PS: How does Black Ant procure the insects for its menu?
MH: Insects are seasonal. When the rainy season starts, one of our chefs travels to Mexico and harvests little grasshoppers for two to three weeks. We let the rest grow and reproduce, and then we harvest the big ones. It’s the same process for ants. They come out of the nest only once a year, when the first rains start hitting the soil. We go for two to three days and harvest as many as we can.
PS: Why have other chefs been slow to use them?
MH: Many chefs are afraid of customer reactions. Or they feel ashamed of their own roots, because in Mexico, it’s an indigenous food. In the beginning, insects were considered only for the peasants, but now they’re a delicacy.
PS: Do you think we’ll start seeing insects in more restaurants?

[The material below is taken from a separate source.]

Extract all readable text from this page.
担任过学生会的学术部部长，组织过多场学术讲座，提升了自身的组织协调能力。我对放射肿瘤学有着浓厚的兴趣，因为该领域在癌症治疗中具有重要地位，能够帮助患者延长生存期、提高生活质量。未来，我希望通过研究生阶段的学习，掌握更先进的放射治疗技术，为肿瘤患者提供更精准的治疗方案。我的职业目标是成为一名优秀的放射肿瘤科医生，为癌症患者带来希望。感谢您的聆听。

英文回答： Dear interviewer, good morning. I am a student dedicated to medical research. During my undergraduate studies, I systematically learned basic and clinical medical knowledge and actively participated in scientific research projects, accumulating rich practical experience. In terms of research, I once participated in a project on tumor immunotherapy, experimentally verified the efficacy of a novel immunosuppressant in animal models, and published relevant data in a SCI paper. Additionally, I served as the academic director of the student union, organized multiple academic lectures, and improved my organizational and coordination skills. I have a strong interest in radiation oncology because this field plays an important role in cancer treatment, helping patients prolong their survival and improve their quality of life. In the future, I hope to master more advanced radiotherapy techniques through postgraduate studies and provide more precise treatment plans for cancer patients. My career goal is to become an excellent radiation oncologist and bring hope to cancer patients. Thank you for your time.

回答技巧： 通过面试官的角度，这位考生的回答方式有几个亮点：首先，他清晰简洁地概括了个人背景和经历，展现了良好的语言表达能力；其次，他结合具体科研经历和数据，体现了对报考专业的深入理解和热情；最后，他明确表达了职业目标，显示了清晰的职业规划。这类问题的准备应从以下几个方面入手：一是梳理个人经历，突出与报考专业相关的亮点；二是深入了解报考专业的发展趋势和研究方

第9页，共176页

MH: I think so. First of all, everyone’s more conscious about global warming and the sustainability of protein. And second, they are really tasty. People tried them because they were curious, but now they order them again and again.
PS: Several companies have begun to make insect-based snack foods. Will people buy them?
MH: Why not? But if you grind up insects, you lose a lot of the flavor. At Black Ant, we’re going to launch a line of chapulines [grasshoppers] for supermarkets. We’ll have five different flavors, some toasted with chiles, and others with lavender and honey. We’ll also sell ant salt and gusanos, or agave worms.
PS: How will Black Ant’s menu change for the winter?
MH: One of the hot items on the menu will be grasshopper tlayuda. We’re going to have chapulines tacos with ant-salt guacamole. We have some beautiful fish roasted with ants and chiles. And it will be the season of ant eggs, so we’re going to have escamoles, which are the eggs of a particular ant of central Mexico. They taste like caviar.